Nicole_Crewsby Nicole Crews

Me: Do you like this skirt?

Mother: In my day, we didn’t wear dresses to make our butts look bigger.

Me: That’s because the Madison Avenue model was a skinny blonde WASP from Connecticut.

Mother: As opposed to a fat-assed Armenian nobody from Calabasas?

To celebrate the release of Kim Kardashian’s book of selfies, Selfish, Elle magazine writer Sally Holmes decided to live like the reality star for an entire week and write about it in a four part series. I tried it for an hour. Here’s what happened.

Part 1 — Fashion

Minute one and it feels like my bladder might implode from the tightness of this bandage skirt — or maybe it’s the fourth grader’s Saint Pius X gym shorts I’m wearing underneath. (Kim recently told sisters Kylie and Kendall that she couldn’t leave the house without Spanx and since I don’t own any and SPX is the acronym for the Greensboro Catholic school, I decided to improvise with a recent Bargain Box purchase.)

I’m loving the effect of the exaggerated booty from the gym shorts and I’m getting lots of well-deserved attention. “Hey lady, your gym shorts are sticking out of your skirt” and “Are you okay miss? You look unwell.”

Despite the fact that my distended belly belongs on the cover of National Geographic — not Vogue — I’m feeling fabulous above the neck about my new look.

I had already decided to go “Post-Kanye” for my Kimmy fashion debut and dress like a really slutty Trappist Monk in monochromatic colors from head to toe that have been sprayed on by Maaco — so, in other words, what passes for classy in Kanye-culture. I’ve added stilettos that offset the fact that I’m actually a bridge troll with pleasing facial features. It’s only Minute 3 and I am almost transformed.

Part 2 — Beauty

Since Triad City Beat’s version of a Glamsquad is Eric Ginsburg buying a hairbrush, I was on my ownish when it came to hair and makeup. Stephanie Butler already took me to the blonde stage of Kimye so I cut a middle part, straightened the Middle East out of my locks and called it a day.

Makeup was another story. I’m a writer, so Kim’s signature clawing-my-way-to-the-top mani was out of the question. I’d have to put my laptop in Winston-Salem and type from Greensboro for those nails to work so I just went with gilded nail polish or what I like to call “Gold Digger” in homage to our future president, Kanye.

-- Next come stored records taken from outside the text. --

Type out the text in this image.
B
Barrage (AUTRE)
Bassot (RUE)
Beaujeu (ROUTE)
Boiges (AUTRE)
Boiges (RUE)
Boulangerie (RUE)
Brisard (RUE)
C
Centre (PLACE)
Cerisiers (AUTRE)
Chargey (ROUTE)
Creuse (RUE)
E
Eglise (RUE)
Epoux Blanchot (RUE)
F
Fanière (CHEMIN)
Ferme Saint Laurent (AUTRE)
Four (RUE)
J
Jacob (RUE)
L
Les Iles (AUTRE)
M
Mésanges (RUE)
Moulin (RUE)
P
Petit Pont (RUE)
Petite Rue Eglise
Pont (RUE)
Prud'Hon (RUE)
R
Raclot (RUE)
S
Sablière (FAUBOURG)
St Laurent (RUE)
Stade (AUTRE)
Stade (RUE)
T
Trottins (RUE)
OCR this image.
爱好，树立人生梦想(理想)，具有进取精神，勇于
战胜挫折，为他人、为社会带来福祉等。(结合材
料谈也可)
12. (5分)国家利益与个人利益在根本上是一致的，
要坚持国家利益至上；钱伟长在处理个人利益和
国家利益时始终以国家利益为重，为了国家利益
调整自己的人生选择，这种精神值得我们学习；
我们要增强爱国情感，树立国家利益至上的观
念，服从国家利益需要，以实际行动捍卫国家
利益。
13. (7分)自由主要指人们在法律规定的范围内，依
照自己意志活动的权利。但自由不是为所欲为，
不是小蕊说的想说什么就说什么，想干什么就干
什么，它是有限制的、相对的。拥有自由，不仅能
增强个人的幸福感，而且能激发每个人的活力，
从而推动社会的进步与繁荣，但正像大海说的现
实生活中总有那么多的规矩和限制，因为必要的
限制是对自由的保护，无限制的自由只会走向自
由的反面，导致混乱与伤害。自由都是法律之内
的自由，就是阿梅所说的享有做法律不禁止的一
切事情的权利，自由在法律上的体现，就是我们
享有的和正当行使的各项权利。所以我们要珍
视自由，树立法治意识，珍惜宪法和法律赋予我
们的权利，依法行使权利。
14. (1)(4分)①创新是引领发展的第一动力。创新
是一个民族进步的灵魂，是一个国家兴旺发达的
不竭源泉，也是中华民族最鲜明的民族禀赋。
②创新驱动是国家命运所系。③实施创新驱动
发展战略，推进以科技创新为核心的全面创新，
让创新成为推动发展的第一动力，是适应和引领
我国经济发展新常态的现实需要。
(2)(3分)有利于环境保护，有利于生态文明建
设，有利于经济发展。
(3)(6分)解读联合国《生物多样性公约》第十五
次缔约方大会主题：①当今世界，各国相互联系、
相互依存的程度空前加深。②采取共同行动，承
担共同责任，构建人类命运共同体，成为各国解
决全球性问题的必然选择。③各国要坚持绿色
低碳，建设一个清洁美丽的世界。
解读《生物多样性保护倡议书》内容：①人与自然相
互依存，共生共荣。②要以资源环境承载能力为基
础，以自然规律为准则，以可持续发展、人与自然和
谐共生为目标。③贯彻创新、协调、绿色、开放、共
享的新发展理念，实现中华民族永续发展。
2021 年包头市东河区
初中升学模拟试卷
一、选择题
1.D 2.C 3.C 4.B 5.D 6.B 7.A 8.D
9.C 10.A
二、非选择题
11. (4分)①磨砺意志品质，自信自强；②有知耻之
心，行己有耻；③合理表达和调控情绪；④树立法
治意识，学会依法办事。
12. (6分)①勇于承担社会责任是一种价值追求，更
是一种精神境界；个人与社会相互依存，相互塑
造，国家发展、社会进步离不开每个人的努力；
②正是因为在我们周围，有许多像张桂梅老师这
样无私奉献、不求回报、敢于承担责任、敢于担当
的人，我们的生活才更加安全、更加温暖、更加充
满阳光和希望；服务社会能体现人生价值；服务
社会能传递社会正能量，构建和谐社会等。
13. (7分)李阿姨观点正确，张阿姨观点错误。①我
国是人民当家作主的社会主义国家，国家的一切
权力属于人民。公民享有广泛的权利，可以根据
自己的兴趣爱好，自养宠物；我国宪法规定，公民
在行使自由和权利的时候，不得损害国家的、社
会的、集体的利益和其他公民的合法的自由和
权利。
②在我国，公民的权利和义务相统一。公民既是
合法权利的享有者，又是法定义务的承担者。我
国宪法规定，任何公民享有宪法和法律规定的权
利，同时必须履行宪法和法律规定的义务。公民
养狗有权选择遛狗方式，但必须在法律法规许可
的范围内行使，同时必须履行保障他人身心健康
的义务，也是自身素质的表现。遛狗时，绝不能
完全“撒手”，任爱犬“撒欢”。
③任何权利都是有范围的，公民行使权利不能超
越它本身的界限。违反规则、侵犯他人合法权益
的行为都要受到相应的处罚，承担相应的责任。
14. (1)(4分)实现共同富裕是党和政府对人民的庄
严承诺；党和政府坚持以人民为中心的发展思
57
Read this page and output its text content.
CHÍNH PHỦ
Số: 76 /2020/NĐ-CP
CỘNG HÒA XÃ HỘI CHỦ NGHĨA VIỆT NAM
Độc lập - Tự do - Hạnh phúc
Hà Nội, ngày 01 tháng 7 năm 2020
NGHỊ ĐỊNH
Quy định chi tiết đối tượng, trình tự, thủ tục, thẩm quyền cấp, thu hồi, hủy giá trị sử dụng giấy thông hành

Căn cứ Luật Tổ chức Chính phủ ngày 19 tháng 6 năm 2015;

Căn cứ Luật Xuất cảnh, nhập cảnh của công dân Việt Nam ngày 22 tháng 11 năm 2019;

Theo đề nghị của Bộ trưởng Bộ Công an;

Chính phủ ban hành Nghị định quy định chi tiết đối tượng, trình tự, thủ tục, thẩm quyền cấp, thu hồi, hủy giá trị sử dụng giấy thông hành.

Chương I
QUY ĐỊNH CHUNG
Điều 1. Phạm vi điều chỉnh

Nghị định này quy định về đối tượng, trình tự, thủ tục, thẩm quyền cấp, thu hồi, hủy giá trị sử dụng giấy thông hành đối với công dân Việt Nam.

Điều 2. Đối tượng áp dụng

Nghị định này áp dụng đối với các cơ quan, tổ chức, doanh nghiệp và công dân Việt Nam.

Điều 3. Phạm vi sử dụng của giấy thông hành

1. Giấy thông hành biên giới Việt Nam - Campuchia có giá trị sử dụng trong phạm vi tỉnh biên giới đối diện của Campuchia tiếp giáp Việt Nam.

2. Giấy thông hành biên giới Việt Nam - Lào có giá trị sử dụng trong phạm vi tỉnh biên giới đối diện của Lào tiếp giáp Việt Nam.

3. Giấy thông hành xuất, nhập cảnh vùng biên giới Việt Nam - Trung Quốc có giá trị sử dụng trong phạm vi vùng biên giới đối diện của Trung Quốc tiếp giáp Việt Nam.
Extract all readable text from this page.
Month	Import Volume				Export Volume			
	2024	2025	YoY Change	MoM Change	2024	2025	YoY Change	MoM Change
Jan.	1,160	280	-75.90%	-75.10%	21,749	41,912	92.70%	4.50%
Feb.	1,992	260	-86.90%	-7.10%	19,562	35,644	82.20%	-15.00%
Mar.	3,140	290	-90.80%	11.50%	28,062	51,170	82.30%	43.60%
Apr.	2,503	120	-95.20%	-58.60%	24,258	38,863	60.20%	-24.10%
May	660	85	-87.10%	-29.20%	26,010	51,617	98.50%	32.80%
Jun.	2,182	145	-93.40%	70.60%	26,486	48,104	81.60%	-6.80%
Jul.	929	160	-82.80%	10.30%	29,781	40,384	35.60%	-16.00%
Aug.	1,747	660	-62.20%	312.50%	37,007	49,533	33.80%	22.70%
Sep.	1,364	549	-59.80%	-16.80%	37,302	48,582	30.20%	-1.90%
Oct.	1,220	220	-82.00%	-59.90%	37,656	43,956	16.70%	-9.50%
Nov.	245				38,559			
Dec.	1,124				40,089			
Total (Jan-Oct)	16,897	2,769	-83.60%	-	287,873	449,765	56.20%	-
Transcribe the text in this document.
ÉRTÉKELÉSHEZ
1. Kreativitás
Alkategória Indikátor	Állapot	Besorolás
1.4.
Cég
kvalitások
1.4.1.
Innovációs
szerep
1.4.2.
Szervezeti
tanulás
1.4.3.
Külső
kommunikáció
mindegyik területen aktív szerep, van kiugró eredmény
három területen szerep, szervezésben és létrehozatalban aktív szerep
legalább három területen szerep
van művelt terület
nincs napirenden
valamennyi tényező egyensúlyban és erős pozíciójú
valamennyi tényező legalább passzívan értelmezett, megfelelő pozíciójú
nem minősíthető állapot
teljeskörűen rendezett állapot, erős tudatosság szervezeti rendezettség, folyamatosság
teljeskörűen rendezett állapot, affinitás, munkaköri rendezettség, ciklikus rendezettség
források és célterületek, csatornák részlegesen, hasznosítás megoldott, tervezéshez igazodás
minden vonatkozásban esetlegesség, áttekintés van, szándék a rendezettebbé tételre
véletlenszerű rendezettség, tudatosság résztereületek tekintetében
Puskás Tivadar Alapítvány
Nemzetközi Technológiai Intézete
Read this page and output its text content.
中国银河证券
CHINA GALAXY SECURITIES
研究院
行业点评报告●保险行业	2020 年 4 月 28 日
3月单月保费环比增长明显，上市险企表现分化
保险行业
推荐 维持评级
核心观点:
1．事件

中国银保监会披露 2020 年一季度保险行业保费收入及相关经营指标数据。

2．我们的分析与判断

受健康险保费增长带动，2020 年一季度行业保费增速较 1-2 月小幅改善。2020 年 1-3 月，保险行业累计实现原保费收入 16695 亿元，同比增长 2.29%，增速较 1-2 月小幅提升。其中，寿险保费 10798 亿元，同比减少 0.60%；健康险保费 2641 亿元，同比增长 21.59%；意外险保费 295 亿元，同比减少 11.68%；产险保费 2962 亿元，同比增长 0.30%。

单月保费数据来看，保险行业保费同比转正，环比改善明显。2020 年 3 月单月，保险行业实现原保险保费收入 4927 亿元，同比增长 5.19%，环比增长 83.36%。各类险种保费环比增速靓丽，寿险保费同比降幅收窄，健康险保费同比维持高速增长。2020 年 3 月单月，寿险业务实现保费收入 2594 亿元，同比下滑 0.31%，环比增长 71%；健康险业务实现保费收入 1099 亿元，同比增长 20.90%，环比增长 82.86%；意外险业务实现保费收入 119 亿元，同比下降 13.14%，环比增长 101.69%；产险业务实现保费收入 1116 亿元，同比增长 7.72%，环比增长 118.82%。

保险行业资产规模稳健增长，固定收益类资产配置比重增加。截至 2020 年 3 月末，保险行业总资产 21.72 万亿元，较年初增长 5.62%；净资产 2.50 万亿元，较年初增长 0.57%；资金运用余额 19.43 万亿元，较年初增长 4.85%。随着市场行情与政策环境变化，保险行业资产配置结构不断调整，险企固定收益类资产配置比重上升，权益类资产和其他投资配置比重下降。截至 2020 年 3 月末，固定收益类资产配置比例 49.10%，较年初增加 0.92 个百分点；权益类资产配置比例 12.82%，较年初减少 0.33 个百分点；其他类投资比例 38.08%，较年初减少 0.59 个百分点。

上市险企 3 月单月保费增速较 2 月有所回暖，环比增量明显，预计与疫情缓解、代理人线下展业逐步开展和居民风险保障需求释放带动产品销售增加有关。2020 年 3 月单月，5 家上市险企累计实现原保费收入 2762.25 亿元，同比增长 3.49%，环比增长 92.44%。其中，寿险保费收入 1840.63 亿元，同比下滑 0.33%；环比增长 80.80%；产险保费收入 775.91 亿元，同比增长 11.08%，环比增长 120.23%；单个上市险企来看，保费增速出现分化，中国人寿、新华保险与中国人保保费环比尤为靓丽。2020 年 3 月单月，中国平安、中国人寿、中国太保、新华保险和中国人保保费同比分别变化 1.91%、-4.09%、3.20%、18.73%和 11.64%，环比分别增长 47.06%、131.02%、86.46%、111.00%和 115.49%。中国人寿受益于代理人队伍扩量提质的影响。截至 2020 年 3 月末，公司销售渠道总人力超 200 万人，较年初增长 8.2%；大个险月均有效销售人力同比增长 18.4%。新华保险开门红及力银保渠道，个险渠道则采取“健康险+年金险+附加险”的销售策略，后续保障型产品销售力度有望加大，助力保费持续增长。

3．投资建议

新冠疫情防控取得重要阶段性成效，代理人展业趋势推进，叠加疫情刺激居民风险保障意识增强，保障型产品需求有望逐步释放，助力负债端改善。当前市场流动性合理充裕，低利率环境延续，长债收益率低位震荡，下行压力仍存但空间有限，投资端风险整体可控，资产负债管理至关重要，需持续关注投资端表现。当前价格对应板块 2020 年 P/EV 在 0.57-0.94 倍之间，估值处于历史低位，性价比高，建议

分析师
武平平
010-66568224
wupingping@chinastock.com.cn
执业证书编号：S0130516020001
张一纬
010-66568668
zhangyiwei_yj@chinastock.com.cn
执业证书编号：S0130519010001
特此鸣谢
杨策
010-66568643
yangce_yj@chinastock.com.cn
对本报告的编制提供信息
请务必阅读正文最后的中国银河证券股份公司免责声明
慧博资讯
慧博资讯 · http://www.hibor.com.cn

As for the face, capturing a constant wide-eyed vapid expression is harder than it looks. Like Elle writer Holmes, I too possess a fairly constant “resting b**** face” — also known as “woman who has thoughts.” After much experimentation I realized the look has less to do with makeup and more to do with thinking like a baby who has just crapped its diaper at all times. (For what it’s worth, this is also the face that Melania Trump employs at all times. What is it with these future First Ladies?!)

Part 3 — Body

Kim purportedly goes for a run every morning but I have the feeling that she is unclear on the difference between a lip wax and running laps so her fitness routine is still a mystery. My guess is that it’s pretty much comprised of having sex with Kanye, and as far as I can tell it seems to be working. She is pregnant, right?

Since I only had an hour I decided to bust hip-hop moves to Kanye songs for 10 minutes and call it a day. I don’t think I’m pregnant, but I haven’t been tested.

Part 4 — Life

When Horace Greely stole the quote “Go west, young man, go west” from John Babsone Lane Soule, I don’t think he was talking about Kanye.

That said, Kim has made her choice, and she is admittedly and E! Channel proven obsessed with her family, so I tried the same with my dogs. After 20 minutes of taking selfies with them they were done with me.

They were not remotely interested in my concern that they were being selfish for not promoting my column in Triad City Beat amongst their canine club of friends.

They became vociferously violent when I suggested that they might be drinking too much and took their water bowl away. Instead of tweeting catty remarks about me they attempted murdering both a bird and cat in a refreshingly non-passive-aggressive attempt for me to leave them alone.

My whiny voice attempt at sounding Kardashianesque apparently got the better of them and they have both since run away. I imagine they are holing up somewhere with Kris Humphries, Ray J and 50 Cent and wondering what the hell just happened. Scout and Molly please come home! Mommy is back — resting b**** face and all.